Since the report, hospitals and care networks around the country have made shifts to meet the recommendations. Hospitals hoping to earn the Magnet designation from the American Nurses Association, limited to 400 health care organizations around the globe, must meet education minimums for their nursing staff. States have even introduced legislation to mandate education levels. Nurses are returning to school more than ever, with enrollment in RN to BSN programs tripling over the past decade.
“Research shows that outcomes for care from a nurse with a bachelor’s degree compared to a nurse with an associate’s degree are significant,” says Wanda Kay Burns, a North Park alumna and coordinator of the degree-completion program for RNs in the School of Nursing and Health Sciences. “This includes crucial elements of care, including improved patient safety, reduced infections, fewer readmissions, and overall fewer errors.”
“Nursing is quite different from when I entered the field,” Burns adds. “You’ve got to do better than you’ve ever done, with more technology, the patients are sicker than ever, and you have to do it with fewer resources than you’ve ever had. Nursing is caught in the middle of our national question of how can we be doing healthcare better.”
And it’s not just about performance; it’s also about workload. As healthcare settings become more complex, so do the job descriptions of nurses. As the Institute of Medicine’s report says, the role of a modern nurse includes competencies in “leadership, health policy, system improvement, research and evidence-based practice, and teamwork and collaboration.”
“Our BSN completion program is geared towards bridging the gaps in the healthcare system,” says Dr. Linda Duncan, dean of the School of Nursing and Health Sciences. “We focus on ethics, research, and community health to provide nurses with a broad perspective on patient care. Our nurses are not just holding patient’s hands, they are advocating for patients and by doing so, remaking the way the healthcare system operates.”

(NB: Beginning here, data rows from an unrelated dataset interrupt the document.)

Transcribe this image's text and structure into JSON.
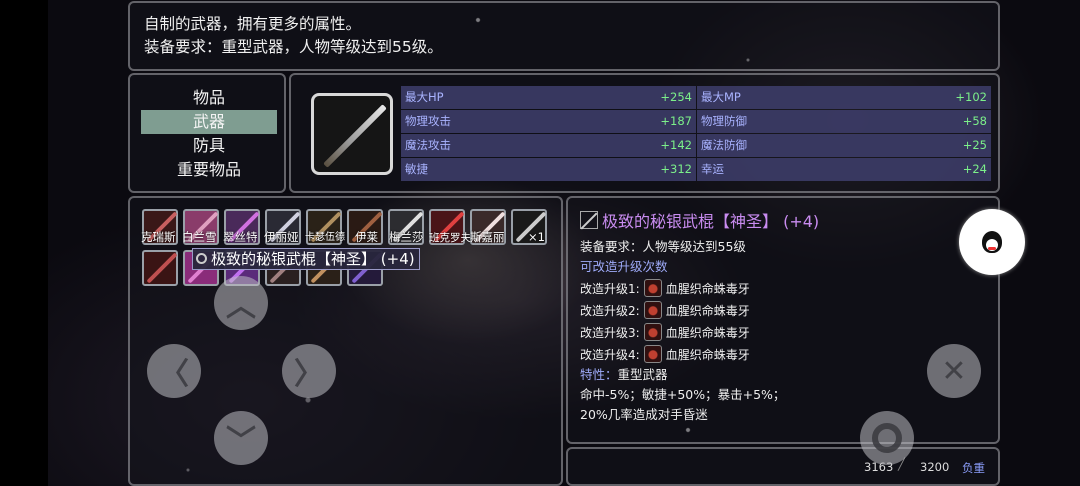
{
  "description": {
    "line1": "自制的武器，拥有更多的属性。",
    "line2": "装备要求：重型武器，人物等级达到55级。"
  },
  "categories": [
    "物品",
    "武器",
    "防具",
    "重要物品"
  ],
  "active_category": "武器",
  "stats": [
    {
      "label": "最大HP",
      "value": "+254"
    },
    {
      "label": "最大MP",
      "value": "+102"
    },
    {
      "label": "物理攻击",
      "value": "+187"
    },
    {
      "label": "物理防御",
      "value": "+58"
    },
    {
      "label": "魔法攻击",
      "value": "+142"
    },
    {
      "label": "魔法防御",
      "value": "+25"
    },
    {
      "label": "敏捷",
      "value": "+312"
    },
    {
      "label": "幸运",
      "value": "+24"
    }
  ],
  "inventory_names": [
    "克瑞斯",
    "白兰雪",
    "翠丝特",
    "伊丽娅",
    "卡瑟伍德",
    "伊莱",
    "梅兰莎",
    "班克罗夫",
    "斯嘉丽",
    "×1"
  ],
  "tooltip": "极致的秘银武棍【神圣】 (+4)",
  "detail": {
    "title": "极致的秘银武棍【神圣】 (+4)",
    "requirement": "装备要求：人物等级达到55级",
    "upgradable": "可改造升级次数",
    "upgrades": [
      {
        "label": "改造升级1:",
        "item": "血腥织命蛛毒牙"
      },
      {
        "label": "改造升级2:",
        "item": "血腥织命蛛毒牙"
      },
      {
        "label": "改造升级3:",
        "item": "血腥织命蛛毒牙"
      },
      {
        "label": "改造升级4:",
        "item": "血腥织命蛛毒牙"
      }
    ],
    "trait_label": "特性：",
    "trait_value": "重型武器",
    "effects1": "命中-5%；敏捷+50%；暴击+5%；",
    "effects2": "20%几率造成对手昏迷"
  },
  "weight": {
    "current": "3163",
    "max": "3200",
    "label": "负重"
  },
  "controls": {
    "up": "︿",
    "down": "﹀",
    "left": "〈",
    "right": "〉",
    "close": "✕"
  }
}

Burns echoes this importance: “Until you go back to school, you base all of your nursing on what you and the people around you have always done. We’ve got to get a higher level of evidence on which to base our nursing action. Patients lives are at stake here.”
But returning to school is not an easy requirement, especially for working adults with already full lives. “It’s difficult to return, especially as an adult,” Burns says. She completed her master of science in nursing at North Park while working full-time, and is currently working on a doctorate in nursing practice from the University of Wisconsin-Milwaukee.

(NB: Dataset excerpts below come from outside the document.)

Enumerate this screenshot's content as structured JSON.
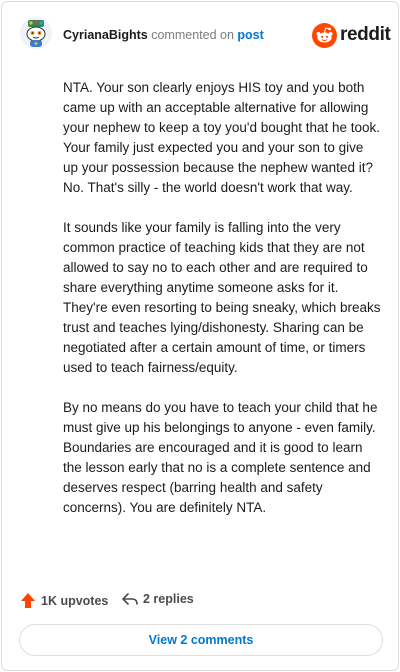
{
  "comment": {
    "username": "CyrianaBights",
    "action_text": "commented on",
    "post_link": "post",
    "avatar_icon": "snoo-avatar-icon",
    "brand": {
      "wordmark": "reddit",
      "icon": "reddit-logo-icon",
      "color": "#ff4500"
    },
    "paragraphs": [
      "NTA. Your son clearly enjoys HIS toy and you both came up with an acceptable alternative for allowing your nephew to keep a toy you'd bought that he took. Your family just expected you and your son to give up your possession because the nephew wanted it? No. That's silly - the world doesn't work that way.",
      "It sounds like your family is falling into the very common practice of teaching kids that they are not allowed to say no to each other and are required to share everything anytime someone asks for it. They're even resorting to being sneaky, which breaks trust and teaches lying/dishonesty. Sharing can be negotiated after a certain amount of time, or timers used to teach fairness/equity.",
      "By no means do you have to teach your child that he must give up his belongings to anyone - even family. Boundaries are encouraged and it is good to learn the lesson early that no is a complete sentence and deserves respect (barring health and safety concerns). You are definitely NTA."
    ],
    "upvotes": "1K upvotes",
    "upvote_icon": "upvote-arrow-icon",
    "upvote_color": "#ff4500",
    "replies": "2 replies",
    "reply_icon": "reply-arrow-icon",
    "view_comments": "View 2 comments",
    "link_color": "#0079d3"
  }
}
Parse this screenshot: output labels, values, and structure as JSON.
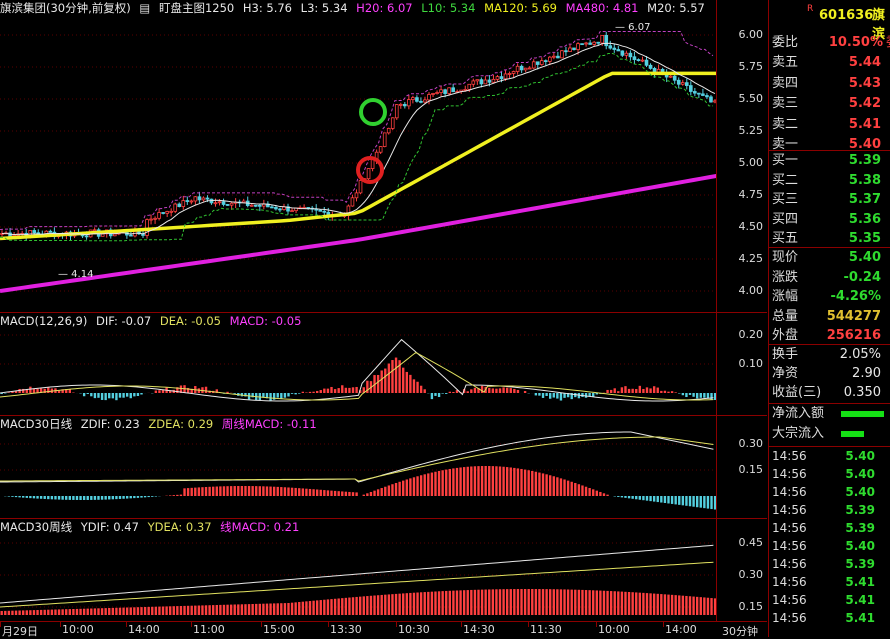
{
  "main": {
    "title": "旗滨集团(30分钟,前复权)",
    "indicator_label": "盯盘主图1250",
    "h3": "H3: 5.76",
    "l3": "L3: 5.34",
    "h20": "H20: 6.07",
    "l10": "L10: 5.34",
    "ma120": "MA120: 5.69",
    "ma480": "MA480: 4.81",
    "m20": "M20: 5.57",
    "high_mark": "6.07",
    "low_mark": "4.14",
    "y_ticks": [
      "6.00",
      "5.75",
      "5.50",
      "5.25",
      "5.00",
      "4.75",
      "4.50",
      "4.25",
      "4.00"
    ]
  },
  "macd1": {
    "title": "MACD(12,26,9)",
    "dif": "DIF: -0.07",
    "dea": "DEA: -0.05",
    "macd": "MACD: -0.05",
    "y_ticks": [
      "0.20",
      "0.10"
    ]
  },
  "macd2": {
    "title": "MACD30日线",
    "zdif": "ZDIF: 0.23",
    "zdea": "ZDEA: 0.29",
    "zmacd": "周线MACD: -0.11",
    "y_ticks": [
      "0.30",
      "0.15"
    ]
  },
  "macd3": {
    "title": "MACD30周线",
    "ydif": "YDIF: 0.47",
    "ydea": "YDEA: 0.37",
    "ymacd": "线MACD: 0.21",
    "y_ticks": [
      "0.45",
      "0.30",
      "0.15"
    ]
  },
  "x_axis": {
    "labels": [
      "月29日",
      "10:00",
      "14:00",
      "11:00",
      "15:00",
      "13:30",
      "10:30",
      "14:30",
      "11:30",
      "10:00",
      "14:00"
    ],
    "period": "30分钟"
  },
  "quote": {
    "flag": "R",
    "code": "601636",
    "name": "旗滨",
    "webi_label": "委比",
    "webi_value": "10.50%",
    "webi_extra": "委",
    "asks": [
      {
        "label": "卖五",
        "price": "5.44"
      },
      {
        "label": "卖四",
        "price": "5.43"
      },
      {
        "label": "卖三",
        "price": "5.42"
      },
      {
        "label": "卖二",
        "price": "5.41"
      },
      {
        "label": "卖一",
        "price": "5.40"
      }
    ],
    "bids": [
      {
        "label": "买一",
        "price": "5.39"
      },
      {
        "label": "买二",
        "price": "5.38"
      },
      {
        "label": "买三",
        "price": "5.37"
      },
      {
        "label": "买四",
        "price": "5.36"
      },
      {
        "label": "买五",
        "price": "5.35"
      }
    ],
    "stats": [
      {
        "label": "现价",
        "value": "5.40",
        "color": "green"
      },
      {
        "label": "涨跌",
        "value": "-0.24",
        "color": "green"
      },
      {
        "label": "涨幅",
        "value": "-4.26%",
        "color": "green"
      },
      {
        "label": "总量",
        "value": "544277",
        "color": "yellow"
      },
      {
        "label": "外盘",
        "value": "256216",
        "color": "red"
      }
    ],
    "stats2": [
      {
        "label": "换手",
        "value": "2.05%"
      },
      {
        "label": "净资",
        "value": "2.90"
      },
      {
        "label": "收益(三)",
        "value": "0.350"
      }
    ],
    "flow": [
      {
        "label": "净流入额",
        "bar_fraction": 0.85
      },
      {
        "label": "大宗流入",
        "bar_fraction": 0.45
      }
    ],
    "ticks": [
      {
        "time": "14:56",
        "price": "5.40"
      },
      {
        "time": "14:56",
        "price": "5.40"
      },
      {
        "time": "14:56",
        "price": "5.40"
      },
      {
        "time": "14:56",
        "price": "5.39"
      },
      {
        "time": "14:56",
        "price": "5.39"
      },
      {
        "time": "14:56",
        "price": "5.40"
      },
      {
        "time": "14:56",
        "price": "5.39"
      },
      {
        "time": "14:56",
        "price": "5.41"
      },
      {
        "time": "14:56",
        "price": "5.41"
      },
      {
        "time": "14:56",
        "price": "5.41"
      }
    ]
  },
  "colors": {
    "up": "#ff4040",
    "down": "#54d0e0",
    "ma120": "#f0f020",
    "ma480": "#e020e0",
    "grid": "#8b0000"
  }
}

“I have students in my program that are struggling with being back in the classroom. One of the things I tell them is that education is transformational. And I’ll say that out of personal experience. Every time you go back, you are absolutely transformed by the time you get to the other side.”
Burns began teaching at North Park in 2006 and became the coordinator of the degree-completion program for RNs last fall. She appreciates North Park’s face-to-face classes and the close-knit relationships that can only form in those settings. She also values North Park’s urban location and intercultural opportunities.
“Students are taught to value the cultural distinctives of their patients, including attitudes toward pain, childbirth, alternative and complementary medical approaches, family roles, death and grieving, and more,” says Burns. These topics are built into the curriculum in classes like Community Health for RNs and Ethics in Health Care.
Many of the RNs in the program bring their experience of living and working in these communities. “When you’re talking with a group of people with years of experience as nurses, and if they feel safe in that environment, they start engaging in some of the richest dialogue,” Burns says. “That is how we begin to move things forward.”